Algorithm turns cancer gene discovery on its head
A method for finding genes that spur tumor growth takes advantage of machine learning algorithms to sift through reams of molecular data collected from studies of cancer cell lines, mouse models and human patients.
By teaching the artificial intelligence system to link certain DNA mutations to altered functionality, a team led by Robert Hoehndorf from KAUST's Computational Bioscience Research Center showed that they could identify genes with a known causative role in cancer and pick out dozens of putative new ones for 20 different tumor types.
The prediction method—described in Scientific Reports and freely available online—could help clinicians tailor medicines to the molecular subtypes of patients. It could also be used by drug companies in the hunt for new therapeutic targets.
"Our method can be used as a framework to predict and validate cancer-driver genes in any database or real population sample," says Sara Althubaiti, a Ph.D. student in Hoehndorf's lab and the first author of the study.
Traditionally, scientists have approached the search for genes with a causal role in cancer by starting with DNA sequence data. By extensively cataloging tumor mutations shared among patients with a common type of cancer, the research community has documented hundreds of genes with a causal impact on tumor development. Experimental follow up is then used to functionally associate these genes with the hallmarks of cancer.
"Our method turns this approach on its head," Althubaiti explains. "Essentially, our approach is knowledge-driven and we use tumor sequencing data as validation. This is unlike most approaches, which are data-driven combined with interpretation of the findings with respect to established knowledge."
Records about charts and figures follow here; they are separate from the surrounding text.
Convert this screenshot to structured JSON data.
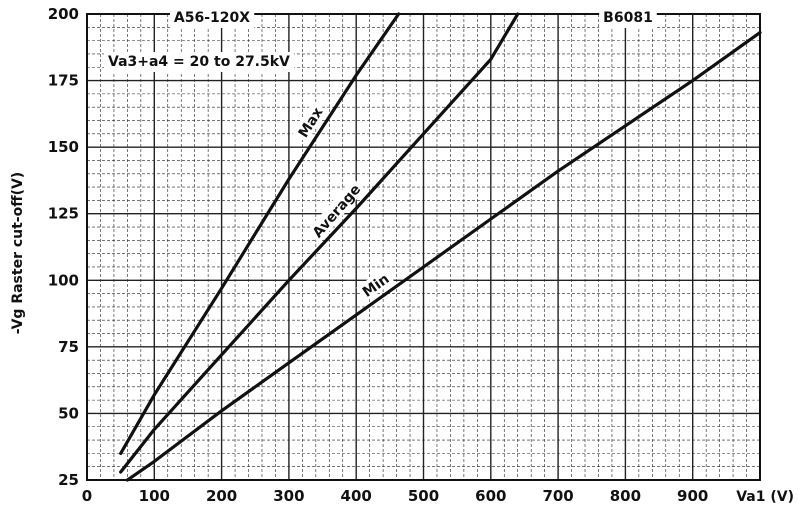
{
  "chart_data": {
    "type": "line",
    "title": "",
    "xlabel": "Va1 (V)",
    "ylabel": "-Vg Raster cut-off(V)",
    "xlim": [
      0,
      1000
    ],
    "ylim": [
      25,
      200
    ],
    "x_ticks": [
      0,
      100,
      200,
      300,
      400,
      500,
      600,
      700,
      800,
      900
    ],
    "y_ticks": [
      25,
      50,
      75,
      100,
      125,
      150,
      175,
      200
    ],
    "grid": true,
    "legend": "none",
    "annotations": {
      "tube_type": "A56-120X",
      "voltage_condition": "Va3+a4 = 20 to 27.5kV",
      "code": "B6081"
    },
    "series": [
      {
        "name": "Max",
        "x": [
          50,
          100,
          200,
          300,
          400,
          463
        ],
        "y": [
          35,
          57,
          97,
          138,
          177,
          200
        ]
      },
      {
        "name": "Average",
        "x": [
          50,
          100,
          200,
          300,
          400,
          500,
          600,
          640
        ],
        "y": [
          28,
          44,
          72,
          100,
          127,
          155,
          183,
          200
        ]
      },
      {
        "name": "Min",
        "x": [
          60,
          100,
          200,
          300,
          400,
          500,
          600,
          700,
          800,
          900,
          1000
        ],
        "y": [
          25,
          32,
          51,
          69,
          87,
          105,
          123,
          141,
          158,
          175,
          193
        ]
      }
    ]
  }
}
The rate of discovery for new cancer-driving genes has been declining rapidly in recent years, leading the KAUST team to seek a new computational strategy. Instead of relying on sequence data, Althubaiti and Hoehndorf built a machine learning model that takes into account many biological features of genes and pathways involved in tumor formation.
The researchers designed the algorithm to recognize functional and phenotypic patterns that predispose a gene toward playing a role in driving tumor development. They validated the model using a publicly available database of some 27,000 different tumor variants as well as functional and sequence data—showing that the algorithm could accurately categorize known cancer-driving genes and detect more than 100 other likely culprits, many with specific roles in particular tumor types.
The KAUST investigators then further tested the algorithm's performance on molecular data gathered from two cohorts of cancer patients. The first was from King Abdulaziz University Hospital in Saudi Arabia, comprising 26 tumor samples from individuals with a rare type of head and neck cancer called nasopharyngeal carcinoma. The other cohort comprised 114 colorectal cancer samples from patients treated at the University of Birmingham Hospital in the United Kingdom. In both patient groups, the model singled out candidate driver genes that were frequently mutated and shared pathogenic features of other cancer-causing genes.
Hoehndorf emphasizes the importance of the team effort involved. "This work is a good example for scientific collaboration within Saudi Arabia," he says, "but it also demonstrates the need for multidisciplinary collaborations between computer scientists, clinical researchers and biologists."